ML Security PapersQ-Tag: Watermarking Quantum Circuit Generative Models
Yang Yang 1,2, Yuzhu Long 1, Han Fang 3, Zhaoyun Chen 2, Zhonghui Li 1, Weiming Zhang 1, Guoping Guo
Published on arXiv
2602.23085
Output Integrity Attack
OWASP ML Top 10 — ML09
Key Finding
Achieves robust watermark detection across a range of perturbations while maintaining high-fidelity quantum circuit generation in QCGM outputs.
Q-Tag
Novel technique introduced
Quantum cloud platforms have become the most widely adopted and mainstream approach for accessing quantum computing resources, due to the scarcity and operational complexity of quantum hardware. In this service-oriented paradigm, quantum circuits, which constitute high-value intellectual property, are exposed to risks of unauthorized access, reuse, and misuse. Digital watermarking has been explored as a promising mechanism for protecting quantum circuits by embedding ownership information for tracing and verification. However, driven by recent advances in generative artificial intelligence, the paradigm of quantum circuit design is shifting from individually and manually constructed circuits to automated synthesis based on quantum circuit generative models (QCGMs). In such generative settings, protecting only individual output circuits is insufficient, and existing post hoc, circuit-centric watermarking methods are not designed to integrate with the generative process, often failing to simultaneously ensure stealthiness, functional correctness, and robustness at scale. These limitations highlight the need for a new watermarking paradigm that is natively integrated with quantum circuit generative models. In this work, we present the first watermarking framework for QCGMs, which embeds ownership signals into the generation process while preserving circuit fidelity. We introduce a symmetric sampling strategy that aligns watermark encoding with the model's Gaussian prior, and a synchronization mechanism that counteracts adversarial watermark attack through latent drift correction.

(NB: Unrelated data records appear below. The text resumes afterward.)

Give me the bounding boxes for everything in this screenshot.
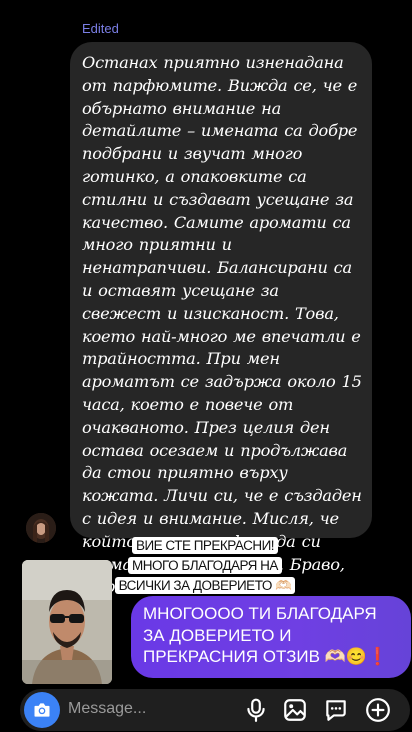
gallery-icon[interactable]	[282, 697, 308, 723]
story-caption: ВИЕ СТЕ ПРЕКРАСНИ! МНОГО БЛАГОДАРЯ НА ВС…	[112, 536, 298, 596]
story-thumbnail[interactable]	[22, 560, 112, 684]
microphone-icon[interactable]	[243, 697, 269, 723]
edited-label: Edited	[82, 21, 119, 36]
incoming-message-bubble[interactable]: Останах приятно изненадана от парфюмите.…	[70, 42, 372, 596]
outgoing-message-text: МНОГОООО ТИ БЛАГОДАРЯ ЗА ДОВЕРИЕТО И ПРЕ…	[143, 604, 389, 666]
plus-icon[interactable]	[365, 697, 391, 723]
message-input[interactable]: Message...	[68, 700, 146, 718]
incoming-message-text: Останах приятно изненадана от парфюмите.…	[82, 53, 362, 596]
sticker-icon[interactable]	[323, 697, 349, 723]
camera-icon	[34, 703, 50, 717]
outgoing-message-bubble[interactable]: МНОГОООО ТИ БЛАГОДАРЯ ЗА ДОВЕРИЕТО И ПРЕ…	[131, 596, 411, 678]
sender-avatar[interactable]	[26, 513, 56, 543]
message-composer: Message...	[20, 689, 410, 731]
camera-button[interactable]	[24, 692, 60, 728]
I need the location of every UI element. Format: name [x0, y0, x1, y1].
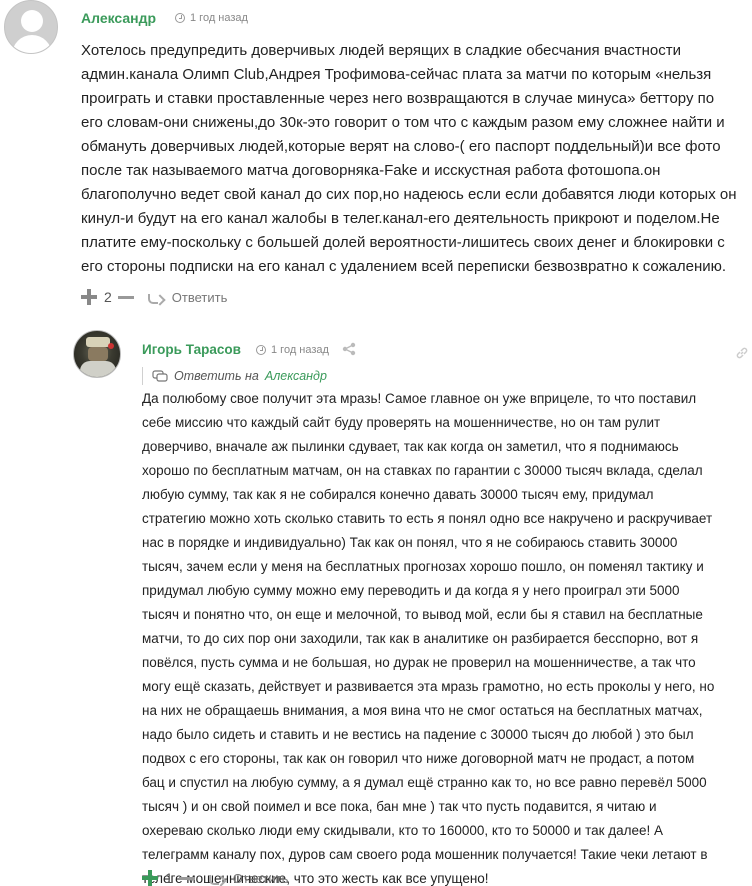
comment-line: на них не обращаешь внимания, а моя вина… [142, 703, 703, 718]
comment-igor-tarasov: Игорь Тарасов 1 год назад Ответить на Ал… [0, 320, 752, 886]
comment-line: платите ему-поскольку с большей долей ве… [81, 234, 725, 251]
comment-aleksandr: Александр 1 год назад Хотелось предупред… [0, 0, 752, 320]
comment-line: его стороны подписки на его канал с удал… [81, 258, 727, 275]
avatar[interactable] [4, 0, 58, 54]
clock-icon [256, 345, 266, 355]
comment-text: Да полюбому свое получит эта мразь! Само… [142, 387, 752, 886]
reply-arrow-icon[interactable] [208, 872, 225, 885]
avatar[interactable] [73, 330, 121, 378]
comment-line: Хотелось предупредить доверчивых людей в… [81, 42, 682, 59]
comment-text: Хотелось предупредить доверчивых людей в… [81, 39, 751, 279]
comment-line: кинул-и будут на его канал жалобы в теле… [81, 210, 720, 227]
share-icon[interactable] [342, 342, 356, 356]
comment-line: надо было сидеть и ставить и не вестись … [142, 727, 694, 742]
comment-time-label: 1 год назад [190, 12, 248, 24]
clock-icon [175, 13, 185, 23]
comment-line: доверчиво, вначале аж пылинки сдувает, т… [142, 439, 679, 454]
comment-line: любую сумму, так как я не собирался коне… [142, 487, 654, 502]
comment-line: тысяч, зачем если у меня на бесплатных п… [142, 559, 704, 574]
comment-line: телеграмм каналу пох, дуров сам своего р… [142, 847, 708, 862]
reply-button[interactable]: Ответить [233, 871, 289, 886]
comment-time[interactable]: 1 год назад [256, 344, 329, 356]
comment-line: тысяч ) и он свой поимел и все пока, бан… [142, 799, 657, 814]
comment-time[interactable]: 1 год назад [175, 12, 248, 24]
comment-author[interactable]: Игорь Тарасов [142, 342, 241, 357]
comment-line: бац и спустил на любую сумму, а я думал … [142, 775, 707, 790]
comment-line: могу ещё сказать, действует и развиваетс… [142, 679, 715, 694]
vote-down-icon[interactable] [117, 295, 134, 299]
comment-line: Да полюбому свое получит эта мразь! Само… [142, 391, 697, 406]
comment-line: нас в порядке и индивидуально) Так как о… [142, 535, 678, 550]
reply-button[interactable]: Ответить [172, 290, 228, 305]
vote-up-icon[interactable] [142, 870, 158, 886]
link-icon[interactable] [735, 346, 749, 360]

Empirical results confirm that our method achieves high-fidelity circuit generation and robust watermark detection across a range of perturbations, paving the way for scalable, secure copyright protection in AI-powered quantum design.
Key Contributions
- First watermarking framework natively integrated into quantum circuit generative models (QCGMs), embedding ownership signals into the generation process rather than post hoc circuit modification
- Symmetric sampling strategy that aligns watermark encoding with the model's Gaussian prior to preserve circuit fidelity and stealthiness
- Latent drift correction synchronization mechanism that counters adversarial watermark removal attacks on generated circuits
🛡️ Threat Analysis
Proposes content watermarking natively integrated into a generative model's sampling process so that all generated quantum circuits carry a detectable ownership signal — analogous to LLM text watermarking for provenance. Also introduces a synchronization defense mechanism against adversarial watermark removal attacks (latent drift correction), which is an output integrity defense.